Kerap Terjadi Longsoran, Akses Lewat Darat Masih Ditutup | Bali Tribune
Bali Tribune, Sabtu 27 November 2021
Diposting : 20 October 2021 06:18
SAM - Bali Tribune
Bali Tribune/ TERTIMBUN LONGSOR - Kondisi jalan tertimbun longsor susulan.

balitribune.co.id | Bangli - Pembersihan material longsor yang menutup akses jalan dari Desa Buahan menuju Desa Trunyan, Kecamatan Kintamani, Kabupatem Bangli, sudah rampung dikerjakan. Namun akses jalan masih ditutup karena kerap terjadi longsor susulan terutama di titik 1,   perbatasan antara Desa Abang Batudingding dengan Desa Buahan.

Kabid Bina Marga Dinas Perkerjaan Umum Penataan Ruang Perumahan dan Kawasan Permukiman (PUPR Perkim) Bangli  I Wayan Lega Suprapta mengatakan, imbas dari gempa yang terjadi Sabtu (16/10/21) lalu mengakibatkan terjadi longsor di 13 titik ruas jalan Buahan-Trunyan. Upaya evakuasi material longsor yang menutup ruas jalan sepanjang 6 kilo meter tersebut melibatkan pihak TNI/Polri, BPBD dan Dinas PUPR Perkim Bangli. ”Beberapa alat berat diturunkan untuk mengevakuasi material longsor berupa tanah dan bebatuan,” sebutnya, Selasa (19/10/2021).

Kata Wayan Lega, proses evakuasi memang butuhkan waktu, selain karena di tiga titik volume longsor besar juga karena kerap terjadi longsor susulan. ”Lokasi tanah memang masih labil, jika kondisi tidak mendukung proses evakuasi dihentikan,” sebutnya.

Lanjut Wayan Lega, setelah dua hari proses evakuasi aksen jalan sejatinya sudah bisa dilewati kendaraan. Namun karena kembali terjdi longsor di titik 1 akses jalan ditutup lagi. ”Sejatinya proses pembersihan sudah kelar, tapi karena kembali terjadi longsor di titik 1, petugas dari TNI/Polri terpaksa tutup akses jalan,” jelasnya.

Disinggung terkait perbaikan badan jalan yang hancur, kata Lega Suprapto untuk kerusakan badan jalan terjadi di 13 titik , sedangkan untuk proses perbaikan menunggu kondisi aman. “Nanti badan jalan yang pecah akibat timbunan material longsor  akan diperbaiki,” sebutnya.

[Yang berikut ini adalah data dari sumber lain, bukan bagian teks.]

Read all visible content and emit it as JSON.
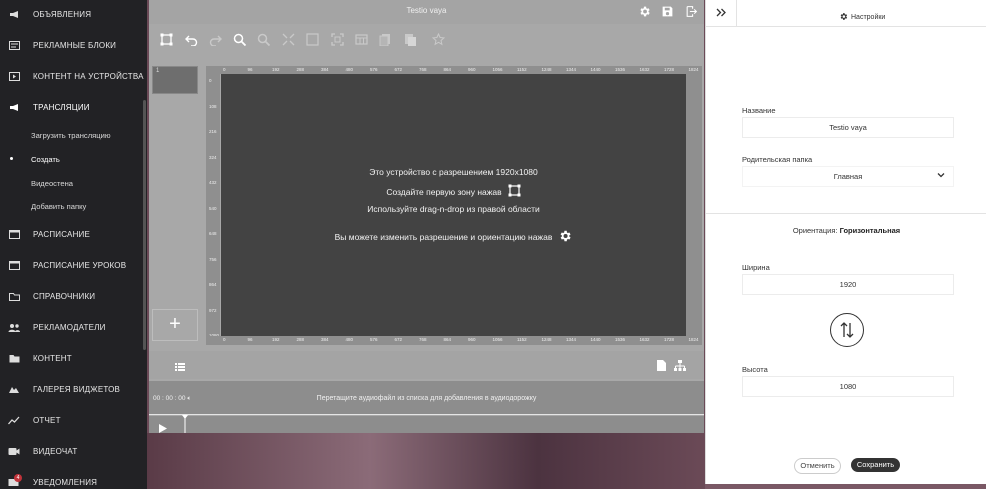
{
  "sidebar": {
    "items": [
      {
        "label": "ОБЪЯВЛЕНИЯ",
        "icon": "announcement-icon"
      },
      {
        "label": "РЕКЛАМНЫЕ БЛОКИ",
        "icon": "blocks-icon"
      },
      {
        "label": "КОНТЕНТ НА УСТРОЙСТВА",
        "icon": "device-content-icon"
      },
      {
        "label": "ТРАНСЛЯЦИИ",
        "icon": "broadcast-icon"
      },
      {
        "label": "РАСПИСАНИЕ",
        "icon": "calendar-icon"
      },
      {
        "label": "РАСПИСАНИЕ УРОКОВ",
        "icon": "lessons-calendar-icon"
      },
      {
        "label": "СПРАВОЧНИКИ",
        "icon": "folder-icon"
      },
      {
        "label": "РЕКЛАМОДАТЕЛИ",
        "icon": "people-icon"
      },
      {
        "label": "КОНТЕНТ",
        "icon": "content-folder-icon"
      },
      {
        "label": "ГАЛЕРЕЯ ВИДЖЕТОВ",
        "icon": "widgets-icon"
      },
      {
        "label": "ОТЧЕТ",
        "icon": "chart-icon"
      },
      {
        "label": "ВИДЕОЧАТ",
        "icon": "videochat-icon"
      },
      {
        "label": "УВЕДОМЛЕНИЯ",
        "icon": "notifications-icon"
      }
    ],
    "subitems": [
      {
        "label": "Загрузить трансляцию"
      },
      {
        "label": "Создать",
        "active": true
      },
      {
        "label": "Видеостена"
      },
      {
        "label": "Добавить папку"
      }
    ],
    "notif_badge": "4"
  },
  "editor": {
    "title": "Testio vaya",
    "thumb_number": "1",
    "add_symbol": "+",
    "messages": {
      "line1": "Это устройство с разрешением 1920x1080",
      "line2": "Создайте первую зону нажав",
      "line3": "Используйте drag-n-drop из правой области",
      "line4": "Вы можете изменить разрешение и ориентацию нажав"
    },
    "ruler_top": [
      "0",
      "96",
      "192",
      "288",
      "384",
      "480",
      "576",
      "672",
      "768",
      "864",
      "960",
      "1056",
      "1152",
      "1248",
      "1344",
      "1440",
      "1536",
      "1632",
      "1728",
      "1824"
    ],
    "ruler_left": [
      "0",
      "108",
      "216",
      "324",
      "432",
      "540",
      "648",
      "756",
      "864",
      "972",
      "1080"
    ],
    "audio_time": "00 : 00 : 00",
    "audio_hint": "Перетащите аудиофайл из списка для добавления в аудиодорожку"
  },
  "panel": {
    "settings_label": "Настройки",
    "name_label": "Название",
    "name_value": "Testio vaya",
    "parent_label": "Родительская папка",
    "parent_value": "Главная",
    "orientation_prefix": "Ориентация:",
    "orientation_value": "Горизонтальная",
    "width_label": "Ширина",
    "width_value": "1920",
    "height_label": "Высота",
    "height_value": "1080",
    "cancel_label": "Отменить",
    "save_label": "Сохранить"
  }
}
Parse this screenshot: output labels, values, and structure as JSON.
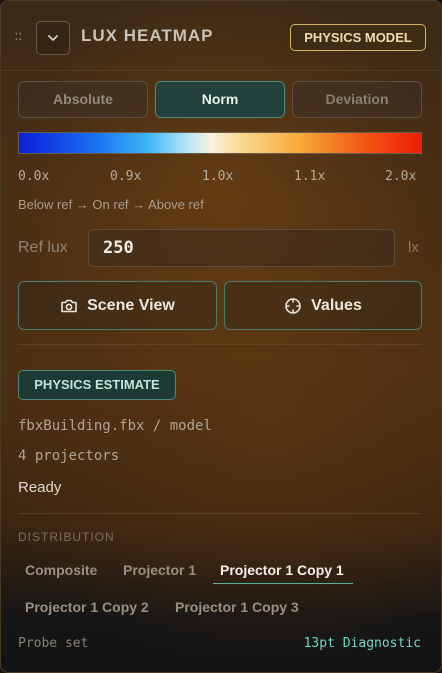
{
  "header": {
    "grip_glyph": "::",
    "title": "LUX HEATMAP",
    "badge": "PHYSICS MODEL",
    "collapse_icon": "chevron-down-icon"
  },
  "modes": [
    {
      "label": "Absolute",
      "active": false
    },
    {
      "label": "Norm",
      "active": true
    },
    {
      "label": "Deviation",
      "active": false
    }
  ],
  "scale": {
    "ticks": [
      "0.0x",
      "0.9x",
      "1.0x",
      "1.1x",
      "2.0x"
    ],
    "note": "Below ref → On ref → Above ref",
    "colors": [
      "#0a1ed8",
      "#3cb6f6",
      "#f7f2dc",
      "#f8a838",
      "#ee1c08"
    ]
  },
  "ref": {
    "label": "Ref lux",
    "value": "250",
    "unit": "lx"
  },
  "actions": {
    "scene_view": "Scene View",
    "values": "Values",
    "scene_icon": "camera-icon",
    "values_icon": "crosshair-icon"
  },
  "estimate": {
    "badge": "PHYSICS ESTIMATE",
    "model": "fbxBuilding.fbx / model",
    "projectors": "4 projectors",
    "status": "Ready"
  },
  "distribution": {
    "label": "DISTRIBUTION",
    "tabs": [
      {
        "label": "Composite",
        "active": false
      },
      {
        "label": "Projector 1",
        "active": false
      },
      {
        "label": "Projector 1 Copy 1",
        "active": true
      },
      {
        "label": "Projector 1 Copy 2",
        "active": false
      },
      {
        "label": "Projector 1 Copy 3",
        "active": false
      }
    ]
  },
  "footer": {
    "probe_label": "Probe set",
    "probe_value": "13pt Diagnostic"
  },
  "colors": {
    "accent_teal": "#4f8a80",
    "badge_gold": "#d6b26a",
    "probe_teal": "#6fd7c4"
  }
}
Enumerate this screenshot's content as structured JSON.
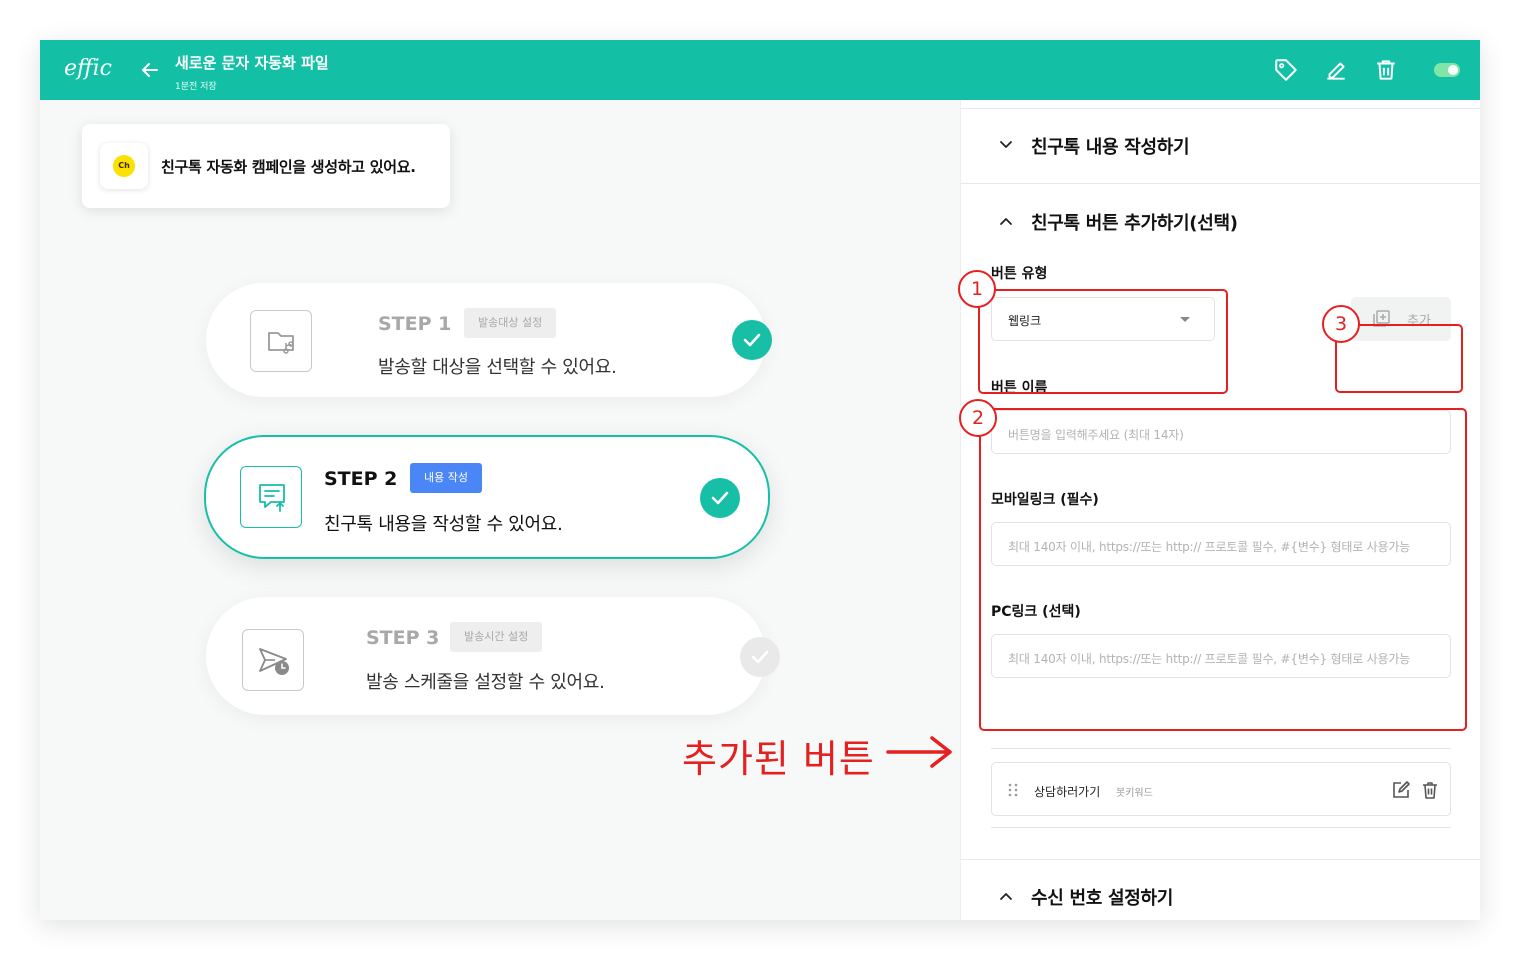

Kapolres Bangli AKBP Gusti Agung Dhana Aryawan mengatakan, akses jalan memang ditutup, pasalnya kerap terjadi longsor susulan terutama di titik 1. ”Melihat kerap terjadi longsor susulan dan melihat faktor  keselamatan akses jalan kami tutup sementara,” ujarnya. Kapolres AKBP Agung Dhana Aryawan menambahan di beberpa titik  akan dipasang rambu peringatan.

Sementara, salah seorang warga asal Desa Abang Batudiding, Wayan Partini mengaku masih trauma menyeberang lewat darat, pasalnya longsor susulan masih kerap terjadi. ”Saya masih trauma untuk beraktifitas saya pilih menyebrang lewat danau dengan boat,” sebutnya.